Neural Networks – Why in Variational Auto Encoder (Gaussian variational family) model $\log\sigma^2$ not $\sigma^2$ or $\sigma$?

generative-modelsneural networksvariational-bayes

In theory the encoder in VAE (assuming that variational family is Gaussian) generates the $\mu$ and $\sigma$ (or $\sigma^2$). But, in practice, I have seen people assuming the output is $\log\sigma^2$. Why this is necessary or useful?

Best Answer

it brings stability and ease of training. by definition sigma has to be a positive real number. one way to enforce this would be to use a ReLU funtion to obtain its value, but the gradient is not well defined around zero. in addition, the standard deviation values are usually very small 1>>sigma>0. the optimization has to work with very small numbers, where the floating point arithmetic and the poorly defined gradient bring numerical instabilities.

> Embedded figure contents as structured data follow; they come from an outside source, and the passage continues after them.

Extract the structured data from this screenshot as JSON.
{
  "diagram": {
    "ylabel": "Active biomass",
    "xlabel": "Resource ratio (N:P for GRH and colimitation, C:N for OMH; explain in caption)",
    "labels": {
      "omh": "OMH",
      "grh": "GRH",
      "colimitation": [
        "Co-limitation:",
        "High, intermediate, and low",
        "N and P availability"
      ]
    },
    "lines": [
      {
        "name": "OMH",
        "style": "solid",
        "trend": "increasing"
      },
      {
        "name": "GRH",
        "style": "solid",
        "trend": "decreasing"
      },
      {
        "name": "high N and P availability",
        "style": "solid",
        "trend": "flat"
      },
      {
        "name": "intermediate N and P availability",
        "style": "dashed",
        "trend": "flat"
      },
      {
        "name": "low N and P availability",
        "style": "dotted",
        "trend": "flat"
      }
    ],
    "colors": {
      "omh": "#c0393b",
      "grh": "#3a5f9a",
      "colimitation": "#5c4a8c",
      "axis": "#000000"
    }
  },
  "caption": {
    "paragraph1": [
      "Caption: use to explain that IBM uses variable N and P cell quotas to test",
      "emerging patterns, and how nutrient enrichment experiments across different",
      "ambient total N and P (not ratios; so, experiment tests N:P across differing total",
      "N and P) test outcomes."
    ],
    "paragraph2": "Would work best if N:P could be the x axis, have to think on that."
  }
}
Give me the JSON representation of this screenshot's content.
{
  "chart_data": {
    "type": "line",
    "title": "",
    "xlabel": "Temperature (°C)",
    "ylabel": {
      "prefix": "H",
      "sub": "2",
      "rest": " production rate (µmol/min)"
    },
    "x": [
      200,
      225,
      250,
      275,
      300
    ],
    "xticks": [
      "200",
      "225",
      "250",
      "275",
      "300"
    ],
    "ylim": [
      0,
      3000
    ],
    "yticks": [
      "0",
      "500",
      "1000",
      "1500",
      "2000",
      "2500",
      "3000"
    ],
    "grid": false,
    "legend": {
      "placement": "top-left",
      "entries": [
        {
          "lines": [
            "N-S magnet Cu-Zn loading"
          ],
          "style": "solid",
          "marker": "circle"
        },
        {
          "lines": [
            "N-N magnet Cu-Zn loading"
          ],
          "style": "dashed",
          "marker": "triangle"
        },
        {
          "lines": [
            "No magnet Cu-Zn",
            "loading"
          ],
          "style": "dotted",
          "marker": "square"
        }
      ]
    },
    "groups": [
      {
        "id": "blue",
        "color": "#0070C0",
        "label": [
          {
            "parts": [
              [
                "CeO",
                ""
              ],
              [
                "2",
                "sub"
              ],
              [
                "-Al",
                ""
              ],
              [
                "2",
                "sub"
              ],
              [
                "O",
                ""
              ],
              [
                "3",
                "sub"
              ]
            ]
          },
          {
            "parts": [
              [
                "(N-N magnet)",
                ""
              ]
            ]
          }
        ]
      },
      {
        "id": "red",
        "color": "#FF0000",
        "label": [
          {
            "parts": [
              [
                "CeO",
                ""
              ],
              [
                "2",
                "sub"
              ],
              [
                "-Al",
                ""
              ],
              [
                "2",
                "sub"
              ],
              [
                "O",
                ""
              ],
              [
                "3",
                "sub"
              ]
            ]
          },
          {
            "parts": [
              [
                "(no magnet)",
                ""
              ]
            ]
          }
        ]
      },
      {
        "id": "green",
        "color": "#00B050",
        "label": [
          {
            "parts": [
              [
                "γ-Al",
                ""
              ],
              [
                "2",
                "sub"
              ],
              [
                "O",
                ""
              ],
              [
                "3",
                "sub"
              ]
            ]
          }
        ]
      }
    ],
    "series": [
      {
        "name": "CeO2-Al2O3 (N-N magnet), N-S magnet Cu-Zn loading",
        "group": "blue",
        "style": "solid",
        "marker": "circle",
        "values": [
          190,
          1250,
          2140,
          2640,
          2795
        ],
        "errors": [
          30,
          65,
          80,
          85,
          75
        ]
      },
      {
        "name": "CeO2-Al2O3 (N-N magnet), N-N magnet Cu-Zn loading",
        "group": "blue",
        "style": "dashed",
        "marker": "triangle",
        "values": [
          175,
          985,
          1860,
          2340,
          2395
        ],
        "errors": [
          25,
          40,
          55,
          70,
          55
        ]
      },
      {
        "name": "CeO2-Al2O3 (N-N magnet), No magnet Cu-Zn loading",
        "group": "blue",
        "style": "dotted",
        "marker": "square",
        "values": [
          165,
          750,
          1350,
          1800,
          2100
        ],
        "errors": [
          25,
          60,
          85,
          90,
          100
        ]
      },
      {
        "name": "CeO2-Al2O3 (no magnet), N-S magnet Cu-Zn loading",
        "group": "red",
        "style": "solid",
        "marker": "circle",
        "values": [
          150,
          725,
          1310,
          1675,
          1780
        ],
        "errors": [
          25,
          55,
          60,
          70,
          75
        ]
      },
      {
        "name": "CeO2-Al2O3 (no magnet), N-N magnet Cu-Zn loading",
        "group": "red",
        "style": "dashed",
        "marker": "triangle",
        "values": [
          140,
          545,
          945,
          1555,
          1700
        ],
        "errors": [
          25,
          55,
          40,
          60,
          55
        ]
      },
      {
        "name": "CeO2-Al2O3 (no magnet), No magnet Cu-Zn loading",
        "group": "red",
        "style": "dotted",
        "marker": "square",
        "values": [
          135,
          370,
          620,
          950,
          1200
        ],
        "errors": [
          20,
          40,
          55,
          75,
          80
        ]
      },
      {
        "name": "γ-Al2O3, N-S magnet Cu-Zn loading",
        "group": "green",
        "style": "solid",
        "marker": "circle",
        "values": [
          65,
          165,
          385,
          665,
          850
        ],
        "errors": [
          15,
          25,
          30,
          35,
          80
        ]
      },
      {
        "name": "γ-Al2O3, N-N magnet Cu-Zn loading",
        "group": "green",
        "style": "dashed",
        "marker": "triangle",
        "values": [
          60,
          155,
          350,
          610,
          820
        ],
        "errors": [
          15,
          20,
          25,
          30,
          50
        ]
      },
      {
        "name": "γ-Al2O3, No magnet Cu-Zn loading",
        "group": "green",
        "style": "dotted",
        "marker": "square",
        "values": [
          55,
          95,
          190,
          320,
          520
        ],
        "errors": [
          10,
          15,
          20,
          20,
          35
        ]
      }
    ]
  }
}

if you use the log transform, you map the numerically unstable very small numbers in [1,0] interval to [log(1), -inf], where you have a lot more space to work with. calculating log and exp are numerically stable and easy, so you basically gain space where your optimization variable can move within.

please do not confuse: people do not use the log(sigma) value as the sigma value, but always transform it back to the original space. also in VAEs, you need the log(sigma) value in the Kullback-Leibler divergence term, so you need to calculate it anyways...